Our thanks to John Beeney and GWR for a very informative afternoon which has increased our understanding of what training (and regular refreshers) our train drivers must go through to make our railway travel so safe.

A collection of £45 was made and has been handed over to Prostate Cancer UK, the current GWR charity.

Monday 10th April 2017
Ramblings of a Railwayman
Geoff Burch

The April meeting was held a week earlier than usual, because the regular day clashed with the Easter weekend. The speaker was Geoff Burge, who entertained the meeting with his "Ramblings of a Railwayman". Geoff became a cleaner at Guildford shed on leaving school in 1962, becoming a fireman a year later after a short period of training. He remained a fireman at Guildford until the shed closed in 1867 with the demise of steam in the area. His talk was a description of his doings in this period, well illustrated by photographs and peppered with anecdotes of incidents that happened to him in that time.

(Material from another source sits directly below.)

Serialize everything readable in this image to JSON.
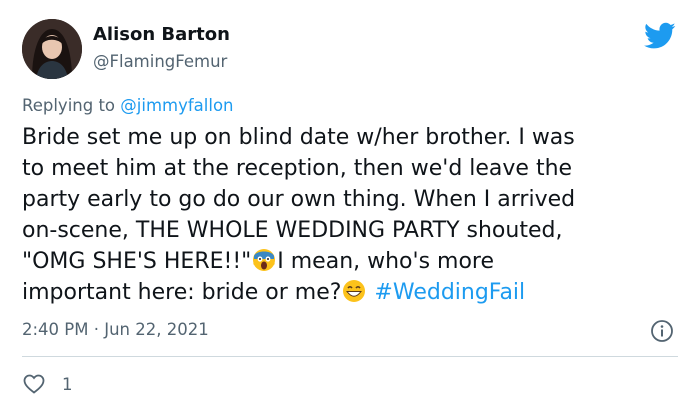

Many thanks are due to Geoff for an entertaining and informative evening of "Behind the scenes" events at a steam shed ain the last few years of the decline of steam traction.

Saturday 4th March 2017
Visit to Eastleight Works
Denis Horsman

RCTS Thames Valley Branch visit to Arlington Fleet Services Works at Eastleigh

4th March 2017

A party of 20, including a small number from the Southern Electric Group, were welcomed to Eastleigh by our guide Norman Smith.

All parts of the works were visited where safe to do so. Activities observed in the various workshops included:

overhaul of diesel locomotives, followed by repainting and rebranding as required overhaul of complete sets of electric multiple units overhaul and repainting of Mk 1 passenger vehicles for charter use conversion, overhaul and repainting of luxury vehicles for charter use (Mk 1 Pullmans and Mk 3 Sleepers) restoration and overhaul of historic vehicles, including first generation diesel units and railcars, locomotives and rolling stock overhaul of freight vehicles, predominately freightliner flats

The site is also used for the storage of complete charter train sets.

The works employs 82 full-time staff, several of whom were present during our visit.

There were many items of historical interest to be seen, commencing with one of the two works shunters, Class 07 07007 (D2991). Steam traction was represented by the refurbished and repainted driving wheels of Bullied Pacific No 35005. Class 50 50023 “Indomitable”, newly repainted in NSE livery, stood next to classmate 50021 “Rodney” which was undergoing body restoration.

A number of first generation dmu vehicles, in various liveries and conditions, were awaiting restoration; among these were a Class 117 3-car set for the Swanage Railway.

Last, but certainly not least, ex-LMS inspection Saloon DM 45029 was undergoing internal restoration; a glimpse of the high standard of the work being undertaken was obtained through an open carriage door.

At the end of the visit, a vote of thanks was given to our guide and to Pete Gray, who kept the party together as they wandered about the workshops and the site. Norman was presented with a donation of £200, representing £10 for each member of the group. Arlington’s chosen charities are The Cancer Trust and Macmillan Cancer Support.